Page 64

Story: All Your Fault

The length of his body was hard against mine. Crushing.

I wanted him. God, I wanted him. My nipples strained against my shirt, dampness growing fast between my legs.

“Will,” I said when he pulled his lips a half-inch from mine. “I…” I wanted him, but I couldn’t say it. It was like if I admitted it, I’d have to admit it to myself too. Instead, I brought my teeth down on his bottom lip.

He groaned, his one hand dipping behind my neck, the other popping the top button of my shirt open. Suddenly, I had no words. None at all.

We couldn’t stay like this. We were hidden from the door of the kitchen in this alcove, but it wasn’t really private. The sounds of the movie filtered in faintly, as if a reminder.

But I didn’t want to stop.

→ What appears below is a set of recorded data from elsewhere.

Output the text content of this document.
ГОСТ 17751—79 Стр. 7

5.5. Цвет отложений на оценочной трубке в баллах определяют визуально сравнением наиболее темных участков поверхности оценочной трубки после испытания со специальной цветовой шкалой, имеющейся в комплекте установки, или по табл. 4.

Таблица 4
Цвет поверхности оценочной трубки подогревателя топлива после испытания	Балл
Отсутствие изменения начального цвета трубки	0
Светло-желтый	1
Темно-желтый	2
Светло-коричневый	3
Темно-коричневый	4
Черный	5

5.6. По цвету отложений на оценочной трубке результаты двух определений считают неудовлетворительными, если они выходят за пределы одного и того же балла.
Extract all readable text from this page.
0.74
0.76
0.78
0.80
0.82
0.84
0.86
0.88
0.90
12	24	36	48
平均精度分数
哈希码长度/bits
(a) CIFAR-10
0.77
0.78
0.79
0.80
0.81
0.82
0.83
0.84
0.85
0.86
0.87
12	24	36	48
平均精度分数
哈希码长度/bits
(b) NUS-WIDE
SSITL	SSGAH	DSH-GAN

I couldn’t.

“Michelle,” Will whispered in my ear. “I can’t stop thinking about you. Day and fucking night. You’re like the air I breathe. I wake up with your scent on my fucking sheets as if you’ve been there.”

One more of my buttons popped open under his fingers, and then his hand, skin rough and hard and hot, slid into my shirt, and under my bra, too. His palm cupped my bare breast, his thumb brushing against the point of my nipple.

This time I couldn’t contain the gasp as his leg slid between mine. Heat and pleasure shot through me as he shifted his hands to my hips, rocking me on his thigh. He knew what he was doing.

Then something thumped out in the living room and he froze.

“Fuck,” he said, backing away. There was a noticeable bulge in his pants. We both stood silent, waiting, a few feet apart. Our eyes were locked together.

One of the girls laughed and an explosion sounded on the screen, followed by happy shrieks.

Will was tense, his hands at his sides, like he was fighting himself. Then he closed the distance once more and kissed me hard, sliding his hands under my thighs and then lifting me so my legs were wrapped around him. He took a step and when my back hit the wall, he thrust his hips toward me as if he were actually fucking me.

I gasped, the sensation of his hardness between my legs too much.

Then he growled, lowering me to the ground and backing away once more.

“We can’t do this,” he said, his voice so tight it sounded like it might snap.

I stood there, panting.

He was still angry.

“Just say it,” I said.

He worked his jaw, his hand going through his hair. “I can’t believe you asked me to do that,” he said, finally.

The heat of what we’d just done sharpened, funneling back into my own anger. “Is it really so bad? I’m just asking you for help,” I said, biting the words out. I did up the buttons on my shirt in angry twists. Didn’t he know how hard it was for me to ask? “I need this blog,” I said. I couldn’t explain how much.

“I’d do anything for you,” Will said. “But I won’t be your sham fucking boyfriend. Especially not—”

He shook his head, bending down and swiping up the wine glasses, which we’d miraculously managed not to break. “I should never have let that happen. I’m sorry.”

The thing was, I wasn’t. If he’d kept going, and it weren’t for the kids out there, I would have kept going too. I wasn’t sure I’d ever wanted anything more at that moment. But I couldn’t tell him that. I’d already thrown myself out there, made a fool of myself by asking him about the blog. I wouldn’t do it again.

And he was leaving.

Will moved to the sink, and for the second time that night, I watched his muscles work under his shirt. Only now they were tense. Hard with upset.

I wouldn’t let him. I’d go first. Awkward, because it was my kitchen. “I’m going to go check on the kids,” I said, my voice hard. “It’s past the girls’ bedtime.”

“We should be going anyway,” he said, turning. For a moment, our eyes stayed locked together. It was so different than that moment earlier when our eyes had met with anger, and again just now with need.

He’d wanted me. I knew he did. But he was a picture of self-flagellation. He didn’t want this.

“Okay, well, thank you for coming. Thanks for the wine and… I guess I’ll see you,” I said, brushing by him.